João Goulart

Personal information
- Full name: João Pedro Goulart Silva
- Date of birth: 27 January 2000 (age 26)
- Place of birth: Faial, Portugal
- Height: 1.91 m (6 ft 3 in)
- Position: Centre-back

Team information
- Current team: Casa Pia
- Number: 4

Youth career
- 2008–2012: Salão
- 2012–2014: Fayal
- 2014–2015: Outurela
- 2015–2020: Sporting CP

Senior career*
- Years: Team / Apps / (Gls)
- 2020–2022: Sporting CP B / 24 / (2)
- 2021: Sporting CP / 0 / (0)
- 2022–2024: Mafra / 55 / (0)
- 2024–: Casa Pia / 58 / (2)

= João Goulart (footballer) =

Portuguese footballer (born 2000)

João Pedro Goulart Silva (born 27 January 2000) is a Portuguese professional footballer who plays as a central defender for Primeira Liga club Casa Pia.

==Club career==
===Sporting CP===
Born in the Faial Island in the Azores, Goulart joined Sporting CP's youth system in 2015. He began his senior career with their reserves in the third division.

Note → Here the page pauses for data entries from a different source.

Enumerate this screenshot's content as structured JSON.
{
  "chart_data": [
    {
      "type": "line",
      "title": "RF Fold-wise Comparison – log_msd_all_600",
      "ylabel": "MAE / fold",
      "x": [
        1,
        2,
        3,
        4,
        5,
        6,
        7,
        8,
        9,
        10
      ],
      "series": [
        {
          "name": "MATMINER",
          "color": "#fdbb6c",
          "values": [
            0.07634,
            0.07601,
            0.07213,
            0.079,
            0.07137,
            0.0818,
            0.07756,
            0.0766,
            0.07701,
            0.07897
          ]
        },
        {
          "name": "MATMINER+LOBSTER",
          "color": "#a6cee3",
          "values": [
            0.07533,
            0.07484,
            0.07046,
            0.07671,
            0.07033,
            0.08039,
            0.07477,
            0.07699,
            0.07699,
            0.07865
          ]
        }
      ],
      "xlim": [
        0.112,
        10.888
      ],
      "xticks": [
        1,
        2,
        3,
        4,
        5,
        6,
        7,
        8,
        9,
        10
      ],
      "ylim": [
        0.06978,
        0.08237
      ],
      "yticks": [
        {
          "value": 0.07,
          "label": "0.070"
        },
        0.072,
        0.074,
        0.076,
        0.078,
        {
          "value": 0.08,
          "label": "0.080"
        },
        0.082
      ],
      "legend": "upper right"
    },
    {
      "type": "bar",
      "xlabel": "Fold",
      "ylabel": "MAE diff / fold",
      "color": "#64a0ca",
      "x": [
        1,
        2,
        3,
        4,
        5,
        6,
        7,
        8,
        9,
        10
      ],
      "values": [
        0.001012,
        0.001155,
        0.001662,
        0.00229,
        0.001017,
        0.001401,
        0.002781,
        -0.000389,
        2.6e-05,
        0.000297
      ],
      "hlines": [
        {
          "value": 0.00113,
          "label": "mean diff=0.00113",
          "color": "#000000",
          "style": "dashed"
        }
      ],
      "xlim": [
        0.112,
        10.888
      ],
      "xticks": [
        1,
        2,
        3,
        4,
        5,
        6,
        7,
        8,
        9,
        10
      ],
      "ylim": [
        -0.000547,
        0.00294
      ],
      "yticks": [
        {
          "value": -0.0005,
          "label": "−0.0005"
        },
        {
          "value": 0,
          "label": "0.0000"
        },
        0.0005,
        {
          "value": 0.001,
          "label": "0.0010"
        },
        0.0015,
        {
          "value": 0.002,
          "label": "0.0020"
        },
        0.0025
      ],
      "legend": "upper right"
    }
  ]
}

Goulart made his official debut with the first team on 15 October 2021, as a 83rd–minute substitute for Gonçalo Inácio in a 4–0 away win against C.F. Os Belenenses in the third round of the Taça de Portugal.

===Mafra===
On 28 January 2022, Goulart signed a two-and-a-half-year contract with Liga Portugal 2 club C.D. Mafra. He played his first game in the professional leagues on 20 February, as a late replacement in the 3–1 victory at C.D. Trofense.

===Casa Pia===
On 5 July 2024, Goulart joined Casa Pia A.C. on a three-year deal. His first Primeira Liga appearance took place on 10 August, in a 0–1 home loss to Boavista F.C. where he featured 93 minutes.

Goulart scored his first goal in the competition on 8 December 2024, through a bicycle kick to open an eventual 1–1 draw at home to AVS Futebol SAD. His second came the following 5 January, in a 1–1 draw against F.C. Famalicão also at the borrowed ground of the Estádio Municipal de Rio Maior.

==International career==
Goulart was called up to the Portugal under-18 team in February 2018.